После ужина выяснилось, что у него ко мне есть вопросы. Он неимоверно осунулся, почти потерял голос и против воли косился на поврежденную, наверняка разболевшуюся к ночи ногу. Но принадлежал он к горькому типу людей, не вызывающих жалости в любом виде и состоянии. Все уверены в их жизнестойкости, все игнорируют внешние признаки бессилия. Им не льстят, их не щадят, не утешают и не успокаивают. Со временем они привыкают к душевному самообслуживанию. Такие всегда втроем с Богом и совестью. И честь стать четвертой в их интимной компании надо заслужить. В общем, сообразив это, я перестала валять дурака.
— Виктор Николаевич, вы меня простите за назойливость. Я правда хотела только помочь немножко. Вы напрасно мучаетесь. Сержант лекарства привез, я разобралась в рекомендациях и дозах. Вот снотворное, оно попозже пригодится. А вот сильное обезболивающее. Две таблетки на прием; покой обеспечен. Держите. И отложим на завтра деловые разговоры.

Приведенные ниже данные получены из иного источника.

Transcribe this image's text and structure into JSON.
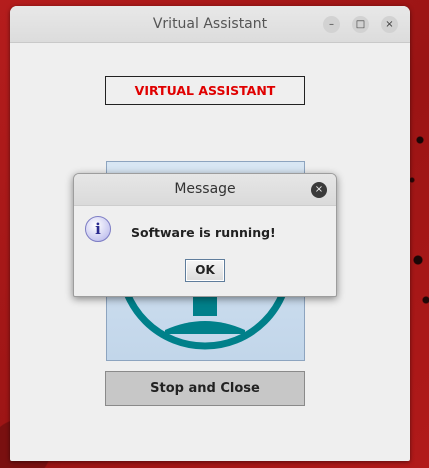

Я это видела. Он схватил не две, а четыре таблетки и проглотил их без воды. Господи, каково же ему пришлось сегодня. С минуту он сидел, закрыв глаза. А когда открыл, в них непонятно откуда взялась смешинка. Выглядел он чуть виновато.
— Полина, я подчиняюсь. Только в этой суматохе куда-то делись ключи. Тебе не попадались?
— Я отдам их вам в обмен на слово пускать меня к себе ежедневно, скажем, часа в два, чтобы приготовить поесть и слегка убраться, — серьезно пообещала я.
Измайлов явно растерялся.
— Я уже приноровился к костылям, сам с хозяйством справлюсь. Руки-то целы. И мозги не набекрень.
— Тогда я не верну вам ваши ключи. А способности своих рук и мозгов можете проверить, попытавшись отнять их у меня.
Я не кокетничала. И впредь не собиралась. Я просто уже наверняка знала, что после грязи и вони преступлений ему необходима домашняя чистота. Поддерживать ее он все равно не в состоянии и будет страдать. Он не станет вовремя есть, он искурится, он затоскует. И все потому, что стесняется взваливать на кого-то свои проблемы. Он, умеющий отдавать приказы, не желает обременять собой даже меня, доброволицу. Мудрый человек, он понимает, как быстро надоедает делать добро, когда доброделание вносится в дневное расписание. Только одного он не учитывает: я в него влюблена. Поэтому мне не надоест.
— Полина, ты шантажистка, — печально охарактеризовал меня Измайлов.
— Пусть, — послушно согласилась я. — Но что делать, если это — единственный способ навязать вам искреннюю дружескую помощь. Вы, господа милиционеры, совсем одичали. Полагаете, что все люди корыстные мерзавцы.